Agroecología y revolución
Víctor M. Toledo
La Jornada
Comer o no comer es la cuestión. Comer sano para vivir o comer para morirse. Dime qué comes y te diré quién eres. A lo largo de la historia las grandes hambrunas han provocado rebeliones y revoluciones, masacres y migraciones. El estómago exige comer, y los individuos y las sociedades deben responder a esa exigencia. Aun las grandes reflexiones filosóficas o las virtuosas creaciones abstractas dependen del estómago. En su genial obra El vientre de los filósofos, Michel Onfray mostró la relación ineludible entre el pensamiento filosófico y la comida: Rousseau y los lácteos, Nietzche y las salchichas, Sartre y los crustáceos, Marinetti y la carne de puerco.
Hoy seguimos viviendo una batalla culinaria. El choque de civilizaciones es también un choque de gastronomías. Las cocinas tradicionales, producto de un proceso de miles de años de experimentación agrícola y de manejo y preparación de los alimentos y sus combinaciones, deben enfrentar a la “comida moderna” que buscan imponer las gigantescas corporaciones y sus cadenas de producción, distribución y mercadeo. Cada semana nos lo recuerdan en esta páginas Cristina Barros y Marco Buenrostro en su columna “Itacate”.
Hoy, la modernidad dominada por el capital corporativo no sólo manda a la tumba a un millón de ciudadanos cada año a través del automóvil (datos de la Organización Mundial de la Salud), sino que enferma y envía al cementerio a decenas de millones mediante la comida convertida en alimentos industrializados, procesados, transportados a largas distancias y preservados mediante artificios químicos o genéticos, cuyos efectos apenas se conocen. Ser moderno es comprar en los supermercados mercancías alimentarias o vegetales y carnes provenientes de enormes factorías donde la vida de plantas y animales son manipulados mediante agroquímicos, hormonas y trucos genómicos (las fábricas masivas de alimentos reproducen los campos de concentración); también es saciar la sed tomando bebidas azucaradas, refrescos, jugos artificiales, líquidos estimulantes, incluyendo las alcohólicas. No serlo es adquirir los alimentos en mercados o tianguis tradicionales, de pequeños productores, confeccionados artesanalmente y traídos de los alrededores o de distancias cercanas.

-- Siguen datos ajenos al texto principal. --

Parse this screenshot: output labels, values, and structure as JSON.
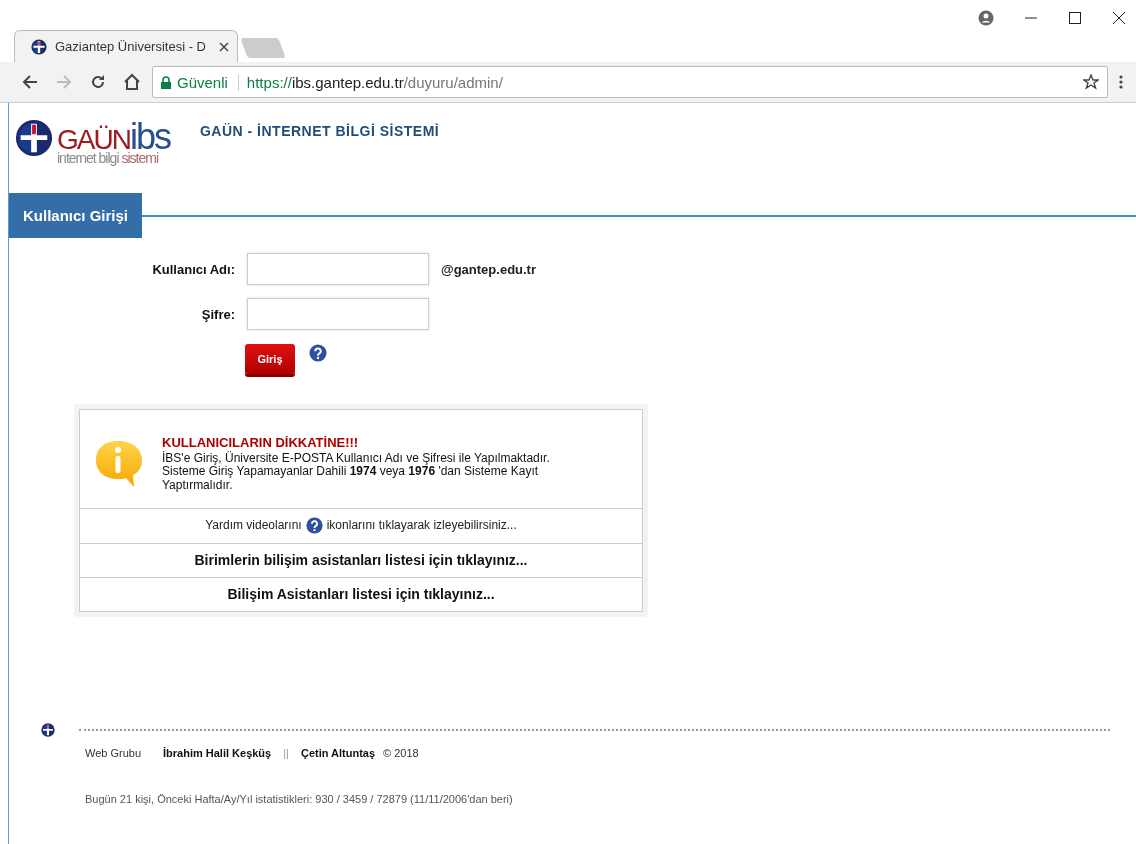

Los estómagos y aun los paladares de la mayoría de los habitantes del mundo dependen de estas dos opciones contrapuestas. El movimiento agroecológico mundial ofrece hoy una tercera alternativa que parte de los sistemas alimentarios tradicionales y que exige sistemas de producción ecológicamente sanos de alimentos sanos, que no enfermen al planeta ni al ser humano, autosuficiencias locales y regionales, comercio justo y consumo ético y responsable.
Buena parte de los preceptos anteriores fueron discutidos por unos 800 participantes en el segundo Encuentro internacional sobre agroecología y economía campesina, que tuvo lugar hace unos días en la Universidad Autónoma Chapingo para celebrar los 25 años de su departamento de agroecología.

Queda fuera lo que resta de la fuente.